There were other strong performances from goalkeeper Brad Collins who made six saves and Mads Andersen, who looked imperious in the middle of the back three.

Andersen had swapped places with Michal Helik, who moved to the right of the back three. He was at fault for Huddersfield’s goal with a poor pass but gained an assist for the equaliser, and overall was solid as he made the most clearances and blocks.

The wing-backs Callum Styles and Callum Brittain both looked back to somewhere near their best. Styles broke forward well as he has done for several games, and combined well with Morris, while Brittain swung in a series of good crosses.

Earlier in the season, it looked as though the wing-backs had no clear instructions on how to balance their defensive and attacking roles but here they seemed to add a good width and balance to the side.

They both dropped back to form a flat back five when Huddersfield had the ball, out of which left centre-back Liam Kitching appeared to have permission to charge forward and help win the ball in central midfield.

The middle has been a real area of concern for the Reds, but Claudio Gomes and Romal Palmer seemed to be picked as the most ‘battling’ possible pairing with Josh Benson dropped after a dip in form.

They occasionally lost the ball but were bailed out by the back three, while overall they battled well against Huddersfield’s star man Lewis O’Brien and Scott High who is from Barnsley.

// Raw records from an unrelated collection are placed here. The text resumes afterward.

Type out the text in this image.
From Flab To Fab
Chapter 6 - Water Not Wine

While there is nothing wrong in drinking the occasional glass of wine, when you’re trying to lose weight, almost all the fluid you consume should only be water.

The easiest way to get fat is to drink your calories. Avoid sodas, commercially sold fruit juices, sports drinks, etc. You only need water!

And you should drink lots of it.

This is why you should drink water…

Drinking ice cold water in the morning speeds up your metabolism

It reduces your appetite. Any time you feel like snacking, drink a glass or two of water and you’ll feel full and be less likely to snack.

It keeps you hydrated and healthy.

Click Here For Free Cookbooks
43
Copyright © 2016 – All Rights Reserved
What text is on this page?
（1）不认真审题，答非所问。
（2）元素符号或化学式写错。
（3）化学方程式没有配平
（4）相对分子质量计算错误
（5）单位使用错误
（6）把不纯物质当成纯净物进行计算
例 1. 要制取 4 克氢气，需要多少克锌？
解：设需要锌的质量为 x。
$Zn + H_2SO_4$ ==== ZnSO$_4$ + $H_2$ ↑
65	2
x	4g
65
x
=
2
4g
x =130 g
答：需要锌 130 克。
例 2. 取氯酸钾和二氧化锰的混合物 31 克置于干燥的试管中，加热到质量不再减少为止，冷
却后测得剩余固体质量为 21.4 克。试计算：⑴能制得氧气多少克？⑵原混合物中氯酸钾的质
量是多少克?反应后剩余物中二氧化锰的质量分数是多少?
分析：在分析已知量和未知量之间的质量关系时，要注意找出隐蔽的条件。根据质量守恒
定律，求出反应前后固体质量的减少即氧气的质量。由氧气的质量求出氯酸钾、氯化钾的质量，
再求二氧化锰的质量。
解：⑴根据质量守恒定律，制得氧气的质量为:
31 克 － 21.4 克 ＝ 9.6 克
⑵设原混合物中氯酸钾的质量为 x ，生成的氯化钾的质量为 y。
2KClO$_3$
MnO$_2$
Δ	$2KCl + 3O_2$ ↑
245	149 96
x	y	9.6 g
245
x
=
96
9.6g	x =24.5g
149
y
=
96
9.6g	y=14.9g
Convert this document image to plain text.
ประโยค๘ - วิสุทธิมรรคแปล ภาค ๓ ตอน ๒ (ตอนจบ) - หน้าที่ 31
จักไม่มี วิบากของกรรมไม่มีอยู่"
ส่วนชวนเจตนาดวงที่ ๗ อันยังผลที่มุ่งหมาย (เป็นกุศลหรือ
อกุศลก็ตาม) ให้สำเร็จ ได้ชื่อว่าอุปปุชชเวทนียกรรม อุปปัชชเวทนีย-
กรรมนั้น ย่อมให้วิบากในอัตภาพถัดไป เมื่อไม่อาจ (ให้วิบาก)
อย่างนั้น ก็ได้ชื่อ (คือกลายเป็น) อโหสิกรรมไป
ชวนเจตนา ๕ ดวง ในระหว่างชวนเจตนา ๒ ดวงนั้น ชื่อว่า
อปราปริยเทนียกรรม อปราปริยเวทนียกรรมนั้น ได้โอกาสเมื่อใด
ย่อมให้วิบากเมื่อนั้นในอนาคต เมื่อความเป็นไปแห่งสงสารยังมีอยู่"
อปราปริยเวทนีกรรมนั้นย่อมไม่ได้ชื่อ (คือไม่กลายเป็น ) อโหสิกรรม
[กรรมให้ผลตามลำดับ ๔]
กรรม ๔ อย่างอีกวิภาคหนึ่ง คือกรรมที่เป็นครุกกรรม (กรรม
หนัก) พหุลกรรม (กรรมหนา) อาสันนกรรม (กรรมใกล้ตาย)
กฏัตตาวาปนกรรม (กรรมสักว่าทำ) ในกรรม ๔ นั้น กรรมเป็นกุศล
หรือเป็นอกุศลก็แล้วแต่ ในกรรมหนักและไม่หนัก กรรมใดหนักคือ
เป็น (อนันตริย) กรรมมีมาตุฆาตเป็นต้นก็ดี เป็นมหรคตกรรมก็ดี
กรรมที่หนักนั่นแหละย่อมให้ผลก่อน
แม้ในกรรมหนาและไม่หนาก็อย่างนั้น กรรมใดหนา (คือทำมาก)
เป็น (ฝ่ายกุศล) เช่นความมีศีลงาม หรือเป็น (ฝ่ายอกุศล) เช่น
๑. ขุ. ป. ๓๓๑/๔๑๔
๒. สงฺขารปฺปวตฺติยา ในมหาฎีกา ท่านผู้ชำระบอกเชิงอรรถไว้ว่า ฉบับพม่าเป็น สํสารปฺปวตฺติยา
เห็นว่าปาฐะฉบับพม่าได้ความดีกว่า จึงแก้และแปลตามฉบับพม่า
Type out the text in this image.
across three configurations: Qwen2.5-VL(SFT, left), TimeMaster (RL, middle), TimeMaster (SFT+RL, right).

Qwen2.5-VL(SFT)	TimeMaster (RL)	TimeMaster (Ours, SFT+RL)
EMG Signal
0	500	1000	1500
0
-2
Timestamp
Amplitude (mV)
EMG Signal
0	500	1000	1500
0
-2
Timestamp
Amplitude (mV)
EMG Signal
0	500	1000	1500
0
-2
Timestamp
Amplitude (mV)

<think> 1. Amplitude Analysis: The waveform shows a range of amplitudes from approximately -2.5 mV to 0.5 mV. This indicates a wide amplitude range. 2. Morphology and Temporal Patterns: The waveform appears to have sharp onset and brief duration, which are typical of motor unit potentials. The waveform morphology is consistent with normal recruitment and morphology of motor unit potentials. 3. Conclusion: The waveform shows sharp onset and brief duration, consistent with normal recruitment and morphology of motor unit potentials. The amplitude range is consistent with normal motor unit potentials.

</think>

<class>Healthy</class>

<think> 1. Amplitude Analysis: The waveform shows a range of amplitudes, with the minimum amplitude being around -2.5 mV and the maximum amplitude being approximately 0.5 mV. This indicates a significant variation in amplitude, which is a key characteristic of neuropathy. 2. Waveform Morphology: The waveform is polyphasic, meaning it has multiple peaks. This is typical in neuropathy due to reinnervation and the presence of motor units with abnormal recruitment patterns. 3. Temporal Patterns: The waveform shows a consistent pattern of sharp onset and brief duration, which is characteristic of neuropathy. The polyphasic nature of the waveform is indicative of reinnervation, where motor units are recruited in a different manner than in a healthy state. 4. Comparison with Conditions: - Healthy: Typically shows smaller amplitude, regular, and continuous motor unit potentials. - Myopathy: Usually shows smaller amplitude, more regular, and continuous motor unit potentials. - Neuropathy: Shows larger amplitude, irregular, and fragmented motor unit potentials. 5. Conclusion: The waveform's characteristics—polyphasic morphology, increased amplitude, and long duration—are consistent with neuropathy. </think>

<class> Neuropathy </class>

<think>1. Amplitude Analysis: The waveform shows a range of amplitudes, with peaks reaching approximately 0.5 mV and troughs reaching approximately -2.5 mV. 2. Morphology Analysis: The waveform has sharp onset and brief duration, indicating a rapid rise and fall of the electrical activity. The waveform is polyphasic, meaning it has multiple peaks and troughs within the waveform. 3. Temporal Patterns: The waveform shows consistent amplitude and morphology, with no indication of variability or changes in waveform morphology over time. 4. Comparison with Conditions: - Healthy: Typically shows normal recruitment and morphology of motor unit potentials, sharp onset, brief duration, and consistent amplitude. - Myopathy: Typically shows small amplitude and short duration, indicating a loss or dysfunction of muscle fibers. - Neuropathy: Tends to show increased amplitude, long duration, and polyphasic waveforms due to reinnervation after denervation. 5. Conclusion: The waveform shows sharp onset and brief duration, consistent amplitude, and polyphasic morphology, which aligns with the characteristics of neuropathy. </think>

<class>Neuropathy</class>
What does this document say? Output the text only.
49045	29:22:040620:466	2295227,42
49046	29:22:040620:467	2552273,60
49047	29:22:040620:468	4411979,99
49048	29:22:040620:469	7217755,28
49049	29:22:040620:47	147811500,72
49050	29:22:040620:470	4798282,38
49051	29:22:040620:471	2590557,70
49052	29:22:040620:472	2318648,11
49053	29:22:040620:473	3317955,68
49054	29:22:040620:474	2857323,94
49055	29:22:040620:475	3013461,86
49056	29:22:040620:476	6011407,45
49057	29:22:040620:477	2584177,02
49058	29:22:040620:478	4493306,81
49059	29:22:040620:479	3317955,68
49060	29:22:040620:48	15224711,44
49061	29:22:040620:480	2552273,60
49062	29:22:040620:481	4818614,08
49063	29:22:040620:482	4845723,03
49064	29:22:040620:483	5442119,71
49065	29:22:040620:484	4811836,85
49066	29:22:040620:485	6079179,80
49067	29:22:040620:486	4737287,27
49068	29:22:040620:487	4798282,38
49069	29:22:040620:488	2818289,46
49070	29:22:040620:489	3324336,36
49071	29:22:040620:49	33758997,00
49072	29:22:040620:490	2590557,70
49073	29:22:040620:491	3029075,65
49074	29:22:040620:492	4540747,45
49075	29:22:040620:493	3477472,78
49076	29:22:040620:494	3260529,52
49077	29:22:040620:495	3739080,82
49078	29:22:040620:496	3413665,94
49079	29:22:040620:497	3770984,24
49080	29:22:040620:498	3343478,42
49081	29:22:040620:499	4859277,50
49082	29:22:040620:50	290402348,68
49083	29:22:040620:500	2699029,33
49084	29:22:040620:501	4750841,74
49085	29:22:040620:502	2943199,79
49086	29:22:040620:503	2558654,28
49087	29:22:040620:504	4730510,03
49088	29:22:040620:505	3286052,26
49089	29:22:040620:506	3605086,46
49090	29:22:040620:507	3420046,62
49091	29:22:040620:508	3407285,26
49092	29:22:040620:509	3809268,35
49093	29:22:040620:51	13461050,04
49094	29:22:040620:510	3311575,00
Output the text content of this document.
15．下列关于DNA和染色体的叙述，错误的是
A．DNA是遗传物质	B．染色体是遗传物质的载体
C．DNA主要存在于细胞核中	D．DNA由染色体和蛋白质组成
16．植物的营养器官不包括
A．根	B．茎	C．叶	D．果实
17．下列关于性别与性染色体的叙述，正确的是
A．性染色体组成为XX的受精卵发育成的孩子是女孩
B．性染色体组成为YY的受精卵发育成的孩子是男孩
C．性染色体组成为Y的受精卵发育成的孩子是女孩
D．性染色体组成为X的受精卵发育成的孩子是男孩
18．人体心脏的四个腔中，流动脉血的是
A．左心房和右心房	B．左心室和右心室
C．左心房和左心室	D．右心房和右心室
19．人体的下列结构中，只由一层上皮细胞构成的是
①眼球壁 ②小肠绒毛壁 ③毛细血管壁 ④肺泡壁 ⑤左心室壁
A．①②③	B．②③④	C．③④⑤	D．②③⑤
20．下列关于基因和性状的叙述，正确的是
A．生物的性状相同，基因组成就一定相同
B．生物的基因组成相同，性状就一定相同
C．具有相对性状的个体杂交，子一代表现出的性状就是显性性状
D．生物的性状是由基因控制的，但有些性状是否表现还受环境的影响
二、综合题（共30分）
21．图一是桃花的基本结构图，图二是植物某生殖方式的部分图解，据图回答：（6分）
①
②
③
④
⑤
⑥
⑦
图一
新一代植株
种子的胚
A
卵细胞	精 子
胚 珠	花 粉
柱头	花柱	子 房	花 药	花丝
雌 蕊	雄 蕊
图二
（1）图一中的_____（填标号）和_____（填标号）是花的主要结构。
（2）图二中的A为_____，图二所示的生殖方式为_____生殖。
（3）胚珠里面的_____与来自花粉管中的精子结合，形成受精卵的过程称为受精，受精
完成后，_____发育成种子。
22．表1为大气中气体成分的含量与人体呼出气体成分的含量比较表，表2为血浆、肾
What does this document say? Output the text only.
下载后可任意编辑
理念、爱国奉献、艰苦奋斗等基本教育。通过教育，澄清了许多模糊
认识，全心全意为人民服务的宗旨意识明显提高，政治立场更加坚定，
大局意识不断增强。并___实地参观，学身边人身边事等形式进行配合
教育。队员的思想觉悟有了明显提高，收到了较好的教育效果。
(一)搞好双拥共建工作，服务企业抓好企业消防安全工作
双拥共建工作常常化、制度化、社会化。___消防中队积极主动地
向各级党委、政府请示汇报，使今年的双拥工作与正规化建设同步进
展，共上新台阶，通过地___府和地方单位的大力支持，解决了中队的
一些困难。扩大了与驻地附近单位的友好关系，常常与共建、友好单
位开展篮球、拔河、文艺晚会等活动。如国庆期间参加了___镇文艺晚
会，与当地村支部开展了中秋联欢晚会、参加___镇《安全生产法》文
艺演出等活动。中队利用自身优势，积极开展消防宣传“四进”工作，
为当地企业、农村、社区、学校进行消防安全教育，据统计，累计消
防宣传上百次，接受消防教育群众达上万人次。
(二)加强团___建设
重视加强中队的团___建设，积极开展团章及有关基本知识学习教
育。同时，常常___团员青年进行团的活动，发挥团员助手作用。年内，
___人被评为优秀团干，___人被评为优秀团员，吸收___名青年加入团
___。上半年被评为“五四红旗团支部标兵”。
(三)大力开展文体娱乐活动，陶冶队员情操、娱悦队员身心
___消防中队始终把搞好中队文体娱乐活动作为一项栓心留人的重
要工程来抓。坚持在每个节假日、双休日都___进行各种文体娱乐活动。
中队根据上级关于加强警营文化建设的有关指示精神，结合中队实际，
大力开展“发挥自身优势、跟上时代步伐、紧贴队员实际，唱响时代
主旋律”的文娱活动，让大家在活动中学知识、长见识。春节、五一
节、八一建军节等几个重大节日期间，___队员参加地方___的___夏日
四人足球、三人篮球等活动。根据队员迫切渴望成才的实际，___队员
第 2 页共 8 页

They were not as impressive after the break as the Terriers had most of the ball and the Reds tired.

Palmer made the most tackles and interceptions while he was involved with some good first half moves.


This positive point has to be followed up with victories to close the eight-point gap to safety, ideally a first away win of the season at Preston next week.

Preston are 18th, so one of the clubs Barnsley will hope to drag into the relegation scrap. After that game, the Reds play three of the top seven in their last the games of 2021 so the trip to Deepdale feels like another enormous match.

They will hope for another positive week in training which brings further improvement.

The next step will be to sharpen their attack further.

Barnsley put some excellent moves together against Huddersfield, passing the ball around with one touch football, but often lacked the final killer pass, cross or finish.